The number of GEP-NEC patients who received first-line systemic therapy was numerically more than that of GEP-NEN patients in this study and past study showed same tendency, too5. The reason might be the difference in disease prognosis between GEP-NET and GEP-NEC; for example, GEP-NEC was an aggressive disease and was detected as an advanced stage. Therefore, the frequency of metastatic GEP-NEC patients received systemic therapy might be high.

This study had several limitations. First, the current study did not investigate the association between the guideline adherence proportion and treatment outcome because the linked data did not include survival data, such as the progression-free survival and overall survival periods. Secondly, because we could not exclude patients with multiple cancers, the guideline adherence proportions could have been underestimated or overestimated. An analysis using individual patient data might be useful for evaluating guideline-adherent drug therapies for tumors with a relatively good prognosis. Third, the hospital-based registries did not include locally assessed data for the Ki-67 index and differentiation, and there were only data for 2013 and 2014, which made in difficult to make evaluations based on the WHO classification or in other years. Moreover, the accuracy of local assessments of differentiation and the Ki-67 index were unclear. Therefore, it is possible that cases of NET-G3 were included in our NEC group. However, the standard treatments for NET-G3 were not established based on the results of clinical trials, and further investigations for NET-G3 are needed to decide guideline-recommended treatments. Fourth, the hospital-based registries did not include data on the date of pathological diagnosis. Therefore, some patients might have received palliative chemotherapy before diagnosis of GEP-NEN because of aggressive disease, leading to underestimation of the guideline adherence proportions. Finally, the second edition of the Japanese guidelines for GEP-NEN, published in 201929, might enable a more appropriate dissemination of evidence-based medicine for metastatic GEP-NEN patients. Therefore, further research that includes detailed data on informative patient characteristics, such as disease status, anti-tumor activity of treatment, and survival outcome (for example, the NET registry [UMIN000016380], PROP-UP [UMIN000015976], and R-GENTE21) is needed.
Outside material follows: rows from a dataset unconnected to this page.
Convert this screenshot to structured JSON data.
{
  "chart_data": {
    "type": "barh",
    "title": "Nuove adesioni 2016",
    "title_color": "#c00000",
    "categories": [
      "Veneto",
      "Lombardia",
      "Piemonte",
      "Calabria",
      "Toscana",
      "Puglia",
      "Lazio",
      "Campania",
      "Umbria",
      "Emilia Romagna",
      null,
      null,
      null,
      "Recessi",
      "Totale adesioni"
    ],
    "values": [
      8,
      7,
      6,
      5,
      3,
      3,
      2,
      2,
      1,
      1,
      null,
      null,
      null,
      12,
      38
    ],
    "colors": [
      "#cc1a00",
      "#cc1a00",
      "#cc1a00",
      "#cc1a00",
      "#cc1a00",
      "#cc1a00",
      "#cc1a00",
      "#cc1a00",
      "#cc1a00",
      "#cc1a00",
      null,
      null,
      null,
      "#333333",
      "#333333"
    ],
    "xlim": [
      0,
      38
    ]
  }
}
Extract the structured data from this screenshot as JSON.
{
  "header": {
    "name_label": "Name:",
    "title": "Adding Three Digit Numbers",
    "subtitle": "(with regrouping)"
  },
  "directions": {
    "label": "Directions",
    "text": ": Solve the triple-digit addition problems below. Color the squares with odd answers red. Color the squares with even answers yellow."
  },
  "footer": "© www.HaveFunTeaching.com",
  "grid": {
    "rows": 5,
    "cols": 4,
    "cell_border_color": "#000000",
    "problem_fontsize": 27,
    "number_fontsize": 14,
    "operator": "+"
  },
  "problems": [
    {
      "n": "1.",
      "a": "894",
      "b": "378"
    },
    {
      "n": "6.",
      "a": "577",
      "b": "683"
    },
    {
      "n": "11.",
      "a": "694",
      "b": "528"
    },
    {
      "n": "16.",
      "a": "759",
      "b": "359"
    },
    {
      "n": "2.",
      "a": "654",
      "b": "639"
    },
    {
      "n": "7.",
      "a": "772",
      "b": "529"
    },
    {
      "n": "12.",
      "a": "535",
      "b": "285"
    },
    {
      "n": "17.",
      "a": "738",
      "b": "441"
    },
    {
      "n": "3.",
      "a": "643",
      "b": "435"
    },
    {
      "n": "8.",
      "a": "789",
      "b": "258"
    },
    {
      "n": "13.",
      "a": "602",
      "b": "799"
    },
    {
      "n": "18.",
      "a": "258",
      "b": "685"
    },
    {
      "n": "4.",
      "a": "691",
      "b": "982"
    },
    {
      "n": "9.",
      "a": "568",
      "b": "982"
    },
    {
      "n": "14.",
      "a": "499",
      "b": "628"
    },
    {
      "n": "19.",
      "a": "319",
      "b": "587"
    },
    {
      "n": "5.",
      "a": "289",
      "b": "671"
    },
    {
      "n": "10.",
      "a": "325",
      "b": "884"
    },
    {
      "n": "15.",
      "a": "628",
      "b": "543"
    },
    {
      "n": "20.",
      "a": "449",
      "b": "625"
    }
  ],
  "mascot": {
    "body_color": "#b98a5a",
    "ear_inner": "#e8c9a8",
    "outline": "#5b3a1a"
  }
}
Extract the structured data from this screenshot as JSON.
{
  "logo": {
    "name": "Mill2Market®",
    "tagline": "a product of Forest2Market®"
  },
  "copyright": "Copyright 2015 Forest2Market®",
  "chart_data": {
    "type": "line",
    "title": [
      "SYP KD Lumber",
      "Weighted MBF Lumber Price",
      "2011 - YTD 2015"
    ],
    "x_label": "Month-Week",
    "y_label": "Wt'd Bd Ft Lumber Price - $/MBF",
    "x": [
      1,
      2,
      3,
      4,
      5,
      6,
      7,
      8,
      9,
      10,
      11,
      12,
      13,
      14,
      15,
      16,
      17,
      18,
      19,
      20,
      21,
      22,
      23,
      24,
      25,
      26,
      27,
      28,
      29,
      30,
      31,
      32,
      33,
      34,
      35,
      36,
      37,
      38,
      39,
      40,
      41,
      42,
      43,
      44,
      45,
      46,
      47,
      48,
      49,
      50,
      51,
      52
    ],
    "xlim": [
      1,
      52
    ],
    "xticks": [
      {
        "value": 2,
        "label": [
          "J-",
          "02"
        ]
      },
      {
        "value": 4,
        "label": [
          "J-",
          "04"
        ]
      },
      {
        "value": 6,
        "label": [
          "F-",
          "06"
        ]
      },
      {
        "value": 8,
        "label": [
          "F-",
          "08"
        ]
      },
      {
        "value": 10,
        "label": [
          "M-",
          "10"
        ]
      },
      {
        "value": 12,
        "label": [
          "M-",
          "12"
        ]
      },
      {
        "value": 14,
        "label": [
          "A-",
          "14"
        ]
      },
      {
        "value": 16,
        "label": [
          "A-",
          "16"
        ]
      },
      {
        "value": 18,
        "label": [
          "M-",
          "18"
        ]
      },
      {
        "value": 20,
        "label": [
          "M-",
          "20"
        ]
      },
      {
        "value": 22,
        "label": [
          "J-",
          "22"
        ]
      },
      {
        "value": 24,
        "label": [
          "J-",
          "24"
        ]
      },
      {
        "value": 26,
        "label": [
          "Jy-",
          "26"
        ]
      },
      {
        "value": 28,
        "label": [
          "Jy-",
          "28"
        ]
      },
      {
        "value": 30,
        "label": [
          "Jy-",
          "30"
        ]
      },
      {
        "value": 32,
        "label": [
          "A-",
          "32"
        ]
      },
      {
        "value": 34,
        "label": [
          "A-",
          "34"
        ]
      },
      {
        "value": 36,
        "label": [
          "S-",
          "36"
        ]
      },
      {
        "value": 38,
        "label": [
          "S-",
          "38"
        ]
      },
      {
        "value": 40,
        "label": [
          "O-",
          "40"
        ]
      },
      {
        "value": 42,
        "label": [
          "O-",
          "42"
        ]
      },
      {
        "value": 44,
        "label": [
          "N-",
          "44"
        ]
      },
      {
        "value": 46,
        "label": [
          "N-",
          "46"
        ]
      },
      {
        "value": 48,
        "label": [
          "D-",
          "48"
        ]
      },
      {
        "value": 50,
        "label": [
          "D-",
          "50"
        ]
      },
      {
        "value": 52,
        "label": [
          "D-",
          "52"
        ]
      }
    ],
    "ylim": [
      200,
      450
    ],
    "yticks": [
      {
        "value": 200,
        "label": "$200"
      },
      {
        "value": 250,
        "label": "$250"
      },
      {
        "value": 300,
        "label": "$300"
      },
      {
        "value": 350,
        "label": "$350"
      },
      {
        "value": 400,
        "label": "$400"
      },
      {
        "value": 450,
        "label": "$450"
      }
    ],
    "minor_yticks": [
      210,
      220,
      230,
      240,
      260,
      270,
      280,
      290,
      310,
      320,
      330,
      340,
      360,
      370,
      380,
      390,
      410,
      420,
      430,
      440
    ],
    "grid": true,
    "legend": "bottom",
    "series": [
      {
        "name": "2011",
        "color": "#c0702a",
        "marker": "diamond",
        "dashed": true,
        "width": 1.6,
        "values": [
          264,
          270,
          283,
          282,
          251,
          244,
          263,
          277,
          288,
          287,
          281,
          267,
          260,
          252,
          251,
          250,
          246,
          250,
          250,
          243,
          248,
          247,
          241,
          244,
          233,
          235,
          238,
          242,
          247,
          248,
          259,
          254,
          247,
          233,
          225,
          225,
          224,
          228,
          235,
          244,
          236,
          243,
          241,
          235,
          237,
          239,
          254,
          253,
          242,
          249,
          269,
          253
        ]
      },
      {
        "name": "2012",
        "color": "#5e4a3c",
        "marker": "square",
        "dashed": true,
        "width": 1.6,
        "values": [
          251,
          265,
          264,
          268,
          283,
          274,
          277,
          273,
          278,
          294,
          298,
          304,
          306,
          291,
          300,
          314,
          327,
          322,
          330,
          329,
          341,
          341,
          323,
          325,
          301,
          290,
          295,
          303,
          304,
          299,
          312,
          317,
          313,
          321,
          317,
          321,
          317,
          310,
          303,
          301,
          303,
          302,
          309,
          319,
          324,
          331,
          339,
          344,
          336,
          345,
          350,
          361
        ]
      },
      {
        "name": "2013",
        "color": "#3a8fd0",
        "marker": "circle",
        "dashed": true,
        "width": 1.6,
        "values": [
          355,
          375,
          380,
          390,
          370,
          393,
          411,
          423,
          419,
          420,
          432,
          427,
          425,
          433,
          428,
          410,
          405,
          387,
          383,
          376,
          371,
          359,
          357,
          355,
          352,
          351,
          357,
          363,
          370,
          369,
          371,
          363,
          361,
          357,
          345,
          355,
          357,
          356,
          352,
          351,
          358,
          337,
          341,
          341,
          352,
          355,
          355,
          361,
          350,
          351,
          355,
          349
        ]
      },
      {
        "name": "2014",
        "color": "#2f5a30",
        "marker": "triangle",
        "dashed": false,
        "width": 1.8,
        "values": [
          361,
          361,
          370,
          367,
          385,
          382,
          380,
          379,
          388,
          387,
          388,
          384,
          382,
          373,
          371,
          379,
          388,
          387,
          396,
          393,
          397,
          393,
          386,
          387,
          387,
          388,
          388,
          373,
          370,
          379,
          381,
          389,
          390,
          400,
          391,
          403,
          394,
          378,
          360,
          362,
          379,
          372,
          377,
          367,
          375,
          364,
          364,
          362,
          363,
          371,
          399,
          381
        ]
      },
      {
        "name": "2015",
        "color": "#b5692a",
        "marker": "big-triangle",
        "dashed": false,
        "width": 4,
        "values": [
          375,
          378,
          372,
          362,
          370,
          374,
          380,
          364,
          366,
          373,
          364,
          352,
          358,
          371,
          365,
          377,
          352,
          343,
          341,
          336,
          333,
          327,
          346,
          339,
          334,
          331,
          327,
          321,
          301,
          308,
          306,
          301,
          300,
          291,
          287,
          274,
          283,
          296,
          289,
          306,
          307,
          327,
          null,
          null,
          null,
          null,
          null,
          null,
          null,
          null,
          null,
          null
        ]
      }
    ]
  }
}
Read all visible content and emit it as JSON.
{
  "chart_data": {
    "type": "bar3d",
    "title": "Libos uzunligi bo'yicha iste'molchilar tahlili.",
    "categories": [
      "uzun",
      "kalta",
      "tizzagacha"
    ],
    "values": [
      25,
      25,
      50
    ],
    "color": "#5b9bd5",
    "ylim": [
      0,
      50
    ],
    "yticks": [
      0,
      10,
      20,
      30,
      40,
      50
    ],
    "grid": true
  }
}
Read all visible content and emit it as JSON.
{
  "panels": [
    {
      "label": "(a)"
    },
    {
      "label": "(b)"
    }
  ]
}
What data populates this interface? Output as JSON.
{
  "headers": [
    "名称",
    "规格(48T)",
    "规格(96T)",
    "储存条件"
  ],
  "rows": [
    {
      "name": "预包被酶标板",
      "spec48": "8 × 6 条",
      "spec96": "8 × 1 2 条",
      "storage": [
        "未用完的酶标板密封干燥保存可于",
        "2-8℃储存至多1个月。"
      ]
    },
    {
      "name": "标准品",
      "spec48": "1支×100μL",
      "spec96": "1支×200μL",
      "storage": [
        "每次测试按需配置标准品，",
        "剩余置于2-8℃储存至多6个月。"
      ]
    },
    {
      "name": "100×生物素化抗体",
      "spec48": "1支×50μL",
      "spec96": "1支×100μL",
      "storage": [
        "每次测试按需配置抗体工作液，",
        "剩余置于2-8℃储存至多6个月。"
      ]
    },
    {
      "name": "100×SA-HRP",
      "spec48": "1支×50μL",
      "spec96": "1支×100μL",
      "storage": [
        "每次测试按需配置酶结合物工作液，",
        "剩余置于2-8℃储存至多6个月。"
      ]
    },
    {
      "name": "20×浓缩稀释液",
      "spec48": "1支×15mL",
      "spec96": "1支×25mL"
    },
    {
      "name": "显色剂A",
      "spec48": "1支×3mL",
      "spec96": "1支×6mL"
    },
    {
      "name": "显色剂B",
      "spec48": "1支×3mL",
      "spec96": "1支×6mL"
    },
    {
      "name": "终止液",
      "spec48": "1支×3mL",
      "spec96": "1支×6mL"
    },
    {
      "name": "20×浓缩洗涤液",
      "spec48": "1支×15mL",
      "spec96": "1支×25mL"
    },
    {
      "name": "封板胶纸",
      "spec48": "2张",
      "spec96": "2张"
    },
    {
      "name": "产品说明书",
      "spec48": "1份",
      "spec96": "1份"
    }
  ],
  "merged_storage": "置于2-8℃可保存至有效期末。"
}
In summary, this is the first report on real-world adherence with the Japanese guidelines for first-line systemic therapy regimens for metastatic GEP-NEN. In this study, about half of the patients with metastatic GEP-NEN received systemic therapy that was not recommended in the guidelines. Appropriate centralization of metastatic GEP-NEN patients and promotion of standardized treatments are warranted. Further studies, such as improving the guideline adherence proportions or evaluating the contribution of guideline-based treatments to survival benefit, are needed.